Revolving around these two figures for several years now has been the pro-nerd pseudocountry called “Nerdfighteria.” We nerdfighters watch, share, and comment on John and Hank’s videos (sometimes by making videos of our own), but we have also formed with the goal of “decreasing world suck” through donations of time and money. This is a community formed by self-identified nerds to share laughs, discuss nerd-dom, and meet up in real life to make the world a better place. “Nerdfighteria” used to be something of a refuge for those of us who did not necessarily feel comfortable declaring ourselves nerds. Thankfully, the label is now a point of pride.
In my college essay, I referenced something John Green said in one of his many videos, just after stating a belief I (somewhat regretfully) phrased as, “If aloof and detached equate to cool, I’d rather be a loser.” Wow, that sounds bitter. Make that very regretfully. John was discussing the stigma that surrounds being a nerd, and how he could not understand it. How could showing your excitement and passion about the things you love—be they science fiction, fantasy, or something as hard as video games (I’m bad at video games)—be wrong?

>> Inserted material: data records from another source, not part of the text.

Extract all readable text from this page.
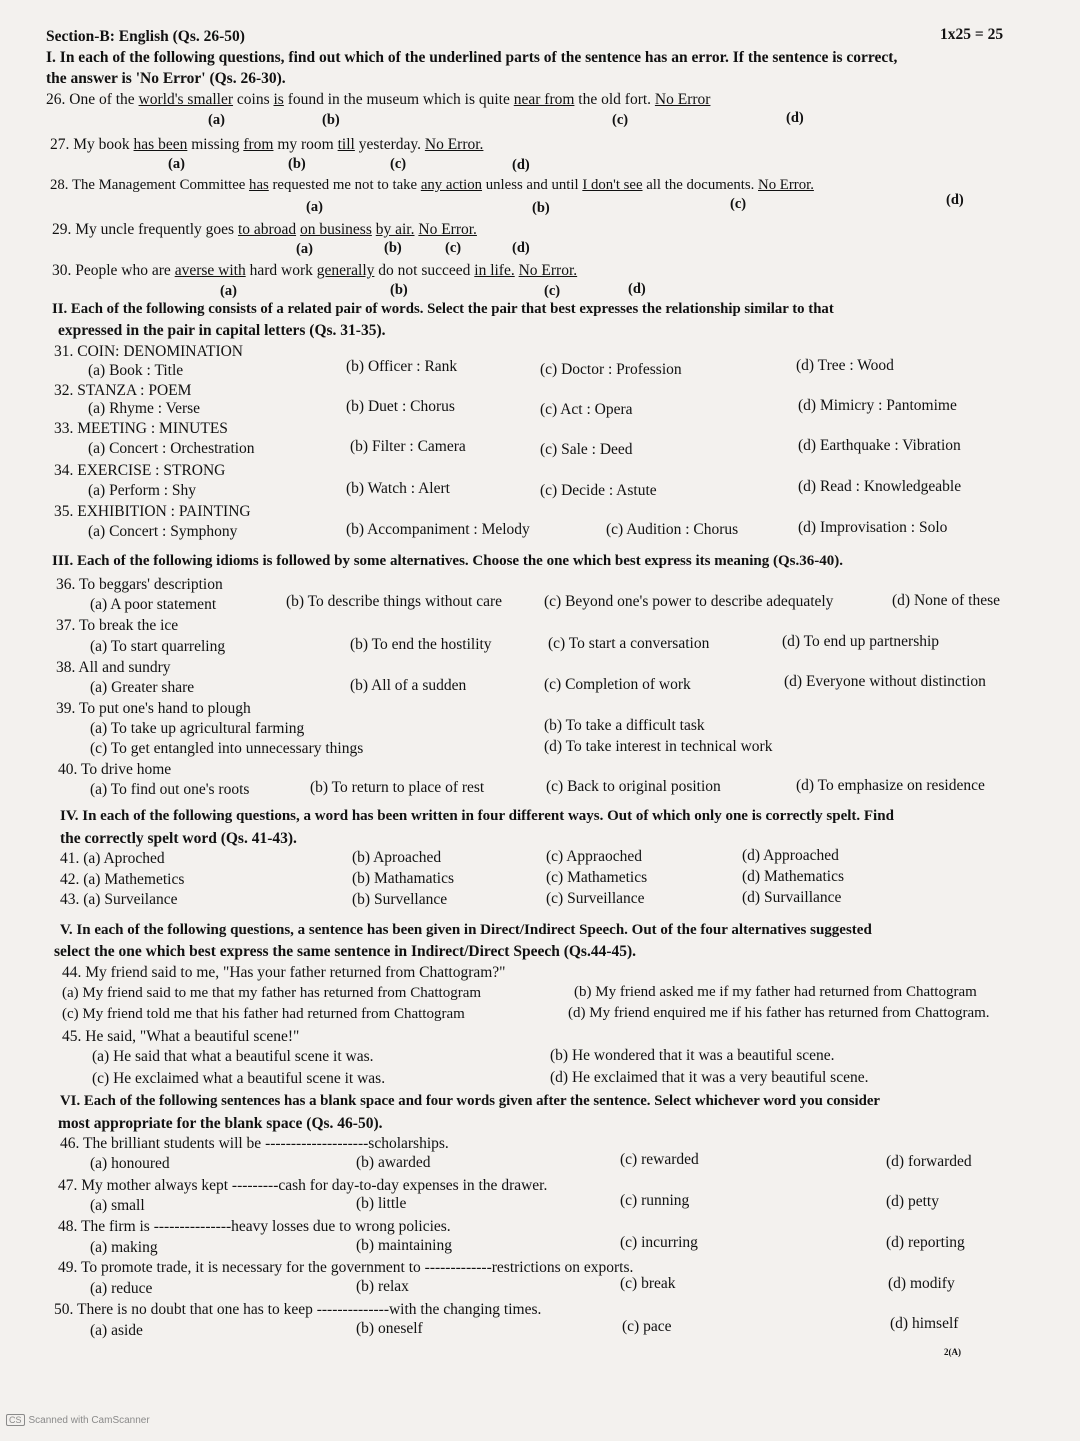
Section-B: English (Qs. 26-50)	1x25 = 25
I. In each of the following questions, find out which of the underlined parts of the sentence has an error. If the sentence is correct,
the answer is 'No Error' (Qs. 26-30).
26. One of the world's smaller coins is found in the museum which is quite near from the old fort. No Error
(a)	(b)	(c)	(d)
27. My book has been missing from my room till yesterday. No Error.
(a)	(b)	(c)	(d)
28. The Management Committee has requested me not to take any action unless and until I don't see all the documents. No Error.
(a)	(b)	(c)	(d)
29. My uncle frequently goes to abroad on business by air. No Error.
(a)	(b)	(c)	(d)
30. People who are averse with hard work generally do not succeed in life. No Error.
(a)	(b)	(c)	(d)
II. Each of the following consists of a related pair of words. Select the pair that best expresses the relationship similar to that
expressed in the pair in capital letters (Qs. 31-35).
31. COIN: DENOMINATION
(a) Book : Title	(b) Officer : Rank	(c) Doctor : Profession	(d) Tree : Wood
32. STANZA : POEM
(a) Rhyme : Verse	(b) Duet : Chorus	(c) Act : Opera	(d) Mimicry : Pantomime
33. MEETING : MINUTES
(a) Concert : Orchestration	(b) Filter : Camera	(c) Sale : Deed	(d) Earthquake : Vibration
34. EXERCISE : STRONG
(a) Perform : Shy	(b) Watch : Alert	(c) Decide : Astute	(d) Read : Knowledgeable
35. EXHIBITION : PAINTING
(a) Concert : Symphony	(b) Accompaniment : Melody	(c) Audition : Chorus	(d) Improvisation : Solo
III. Each of the following idioms is followed by some alternatives. Choose the one which best express its meaning (Qs.36-40).
36. To beggars' description
(a) A poor statement	(b) To describe things without care	(c) Beyond one's power to describe adequately	(d) None of these
37. To break the ice
(a) To start quarreling	(b) To end the hostility	(c) To start a conversation	(d) To end up partnership
38. All and sundry
(a) Greater share	(b) All of a sudden	(c) Completion of work	(d) Everyone without distinction
39. To put one's hand to plough
(a) To take up agricultural farming	(b) To take a difficult task
(c) To get entangled into unnecessary things	(d) To take interest in technical work
40. To drive home
(a) To find out one's roots	(b) To return to place of rest	(c) Back to original position	(d) To emphasize on residence
IV. In each of the following questions, a word has been written in four different ways. Out of which only one is correctly spelt. Find
the correctly spelt word (Qs. 41-43).
41. (a) Aproched	(b) Aproached	(c) Appraoched	(d) Approached
42. (a) Mathemetics	(b) Mathamatics	(c) Mathametics	(d) Mathematics
43. (a) Surveilance	(b) Survellance	(c) Surveillance	(d) Survaillance
V. In each of the following questions, a sentence has been given in Direct/Indirect Speech. Out of the four alternatives suggested
select the one which best express the same sentence in Indirect/Direct Speech (Qs.44-45).
44. My friend said to me, "Has your father returned from Chattogram?"
(a) My friend said to me that my father has returned from Chattogram	(b) My friend asked me if my father had returned from Chattogram
(c) My friend told me that his father had returned from Chattogram	(d) My friend enquired me if his father has returned from Chattogram.
45. He said, "What a beautiful scene!"
(a) He said that what a beautiful scene it was.	(b) He wondered that it was a beautiful scene.
(c) He exclaimed what a beautiful scene it was.	(d) He exclaimed that it was a very beautiful scene.
VI. Each of the following sentences has a blank space and four words given after the sentence. Select whichever word you consider
most appropriate for the blank space (Qs. 46-50).
46. The brilliant students will be --------------------scholarships.
(a) honoured	(b) awarded	(c) rewarded	(d) forwarded
47. My mother always kept ---------cash for day-to-day expenses in the drawer.
(a) small	(b) little	(c) running	(d) petty
48. The firm is ---------------heavy losses due to wrong policies.
(a) making	(b) maintaining	(c) incurring	(d) reporting
49. To promote trade, it is necessary for the government to -------------restrictions on exports.
(a) reduce	(b) relax	(c) break	(d) modify
50. There is no doubt that one has to keep --------------with the changing times.
(a) aside	(b) oneself	(c) pace	(d) himself
2(A)
CS Scanned with CamScanner
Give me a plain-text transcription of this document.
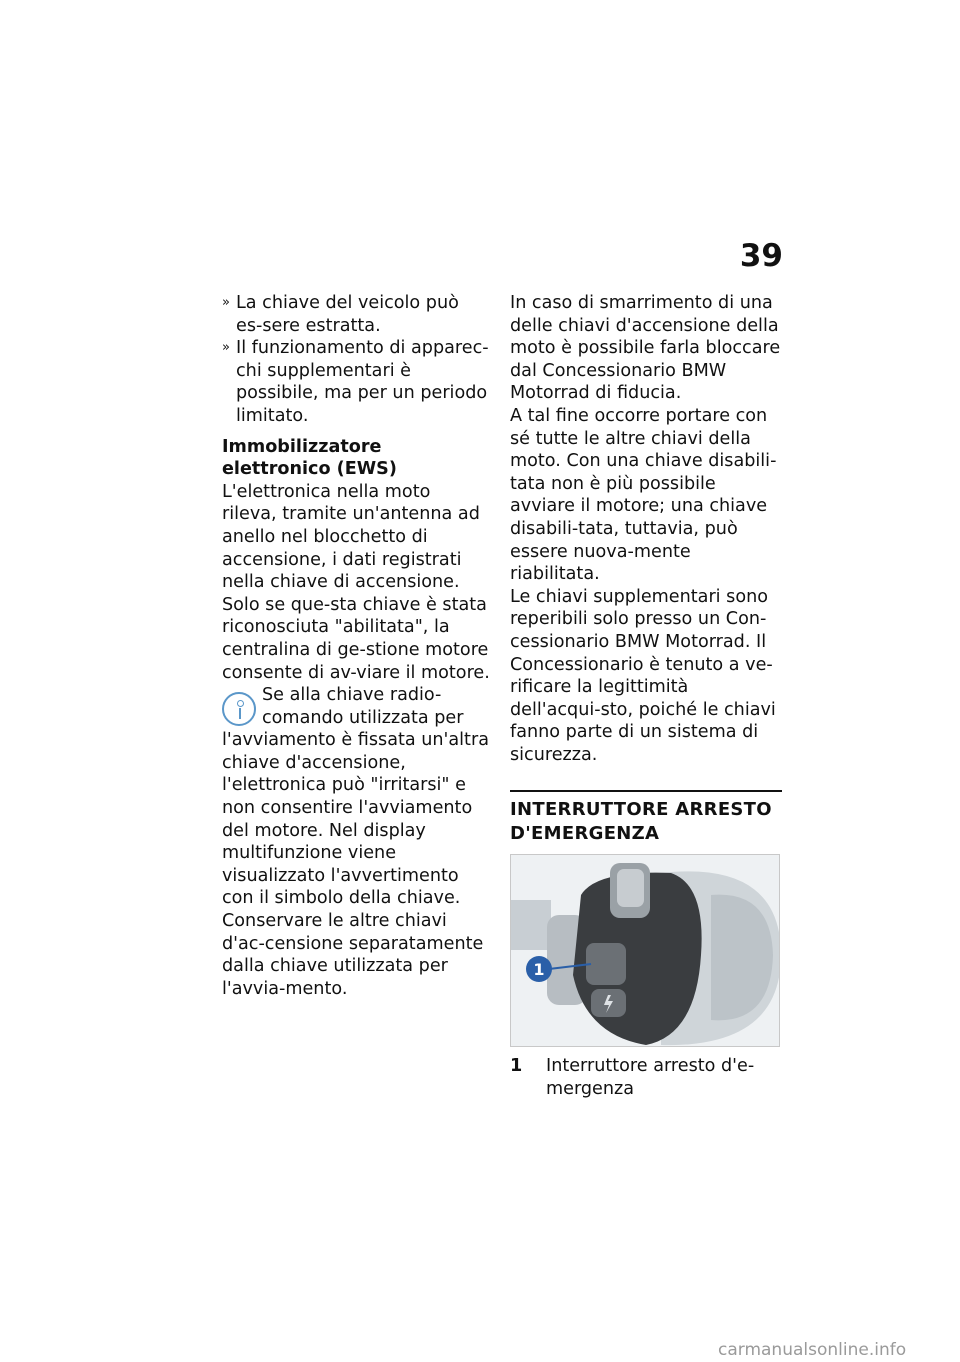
39
» La chiave del veicolo può es-sere estratta.
» Il funzionamento di apparec-chi supplementari è possibile, ma per un periodo limitato.
Immobilizzatore elettronico (EWS)

L'elettronica nella moto rileva, tramite un'antenna ad anello nel blocchetto di accensione, i dati registrati nella chiave di accensione. Solo se que-sta chiave è stata riconosciuta "abilitata", la centralina di ge-stione motore consente di av-viare il motore.

Se alla chiave radio-comando utilizzata per l'avviamento è fissata un'altra chiave d'accensione, l'elettronica può "irritarsi" e non consentire l'avviamento del motore. Nel display multifunzione viene visualizzato l'avvertimento con il simbolo della chiave.

Conservare le altre chiavi d'ac-censione separatamente dalla chiave utilizzata per l'avvia-mento.

In caso di smarrimento di una delle chiavi d'accensione della moto è possibile farla bloccare dal Concessionario BMW Motorrad di fiducia.

A tal fine occorre portare con sé tutte le altre chiavi della moto. Con una chiave disabili-tata non è più possibile avviare il motore; una chiave disabili-tata, tuttavia, può essere nuova-mente riabilitata.

Le chiavi supplementari sono reperibili solo presso un Con-cessionario BMW Motorrad. Il Concessionario è tenuto a ve-rificare la legittimità dell'acqui-sto, poiché le chiavi fanno parte di un sistema di sicurezza.

INTERRUTTORE ARRESTO D'EMERGENZA
1
1	Interruttore arresto d'e-mergenza
carmanualsonline.info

Concealing your passions from others is never useful; sharing what we love helps us find others who share our interests, and provides us with the opportunity to introduce people to new areas of knowledge. I credit John and Hank with a large part of the recent revolution in the perception of nerds, and that largely means that, as with food porn, I credit the Internet and its uncanny ability to make havens into phenomena. And doesn’t the proliferation of nerds make the world a better place? People read “A Song of Ice and Fire” in public now! I am pretty sure that means we’ve won.